We as Indian investors have plenty of options to choose from when it comes to mutual funds. In India, several investment companies are offering mutual funds various lucrative schemes, thus taking care of almost every investor’s personal financial needs. That is because all of us have different financial goals and our appetite for risk varies too. Having said that, each investor has a different investment horizon depending on short term or long term financial goals. In addition, investors are always looking for various schemes & investment plans to diversify their portfolio across various assets. Index funds are one such great option that always meets the expectations solely because they omit the traditional style of investment and invest in broader market indices like the NIFTY and SENSEX.
Let us find out if index funds are a good investment option for you and whether you should consider putting your hard earned money in index funds.
So should you be investing in index funds?
Several retail investors do not wish to let their gains get affected by market adversity. An investor depending on his or her financial goals and risk preference decides which mutual fund to opt for. Many investors demand fixed returns even though they may fetch gains from lower interest rates as compared to schemes that offer higher capital gains depending on the current market conditions.

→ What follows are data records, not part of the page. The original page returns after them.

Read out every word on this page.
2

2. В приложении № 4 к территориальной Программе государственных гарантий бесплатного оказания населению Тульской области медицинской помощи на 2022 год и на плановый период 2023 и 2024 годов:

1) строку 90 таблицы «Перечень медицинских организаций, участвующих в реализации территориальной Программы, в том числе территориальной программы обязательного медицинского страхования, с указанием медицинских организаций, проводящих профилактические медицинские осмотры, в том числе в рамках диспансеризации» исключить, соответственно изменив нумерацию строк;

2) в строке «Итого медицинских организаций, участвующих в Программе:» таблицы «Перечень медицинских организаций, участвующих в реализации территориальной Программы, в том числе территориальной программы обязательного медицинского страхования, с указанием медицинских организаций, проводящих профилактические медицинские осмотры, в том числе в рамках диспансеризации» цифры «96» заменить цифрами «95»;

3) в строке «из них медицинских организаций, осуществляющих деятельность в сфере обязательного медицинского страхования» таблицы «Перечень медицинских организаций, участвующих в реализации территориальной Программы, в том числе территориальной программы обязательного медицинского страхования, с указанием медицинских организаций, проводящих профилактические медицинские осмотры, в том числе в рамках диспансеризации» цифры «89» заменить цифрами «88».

In the case of index funds, their performance does not depend on market’s volatility. Index funds track the index, but the index is comprised of individual stocks. Therefore, if a heavyweight stock in the index performs extraordinarily well, or if it is beaten down, this has an impact on the entire index. Index funds are a perfect choice for investors who do not have a large risk appetite and want to fetch steady returns over a long term. In the short term, index fund may perform similar to an equity fund. However, in the longer run, index mutual funds tend to perform better. Hence, any retail investor with an investment horizon of more than five years has a chance of scoring decent capital gains through investing in index funds.
Let’s take an example to understand if index mutual funds are apt for you:
If you choose to participate in an equity mutual fund but do not want to undertake risks associated with actively-managed equity funds, you can choose a NIFTY or SENSEX index fund. The returns that you will fetch from these funds will be matching the upside that the particular index sees. At the same time, the fund management fee that is charged for an index fund is much lower compared to an actively managed fund. That can be an added advantage.
Index funds are worldwide famous fund schemes and in the past few years, they have benefited investors not in just in the United States or India but across the world. Ever since their inception in August 1976, index funds have, helped investors across the globe fetch decent returns and continue to do so till date. Ideally, anyone can invest in index funds as long as they are alright with the market index deciding the fate of their fund’s gains. Always keep your financial objective in mind before deciding to choose any type of fund.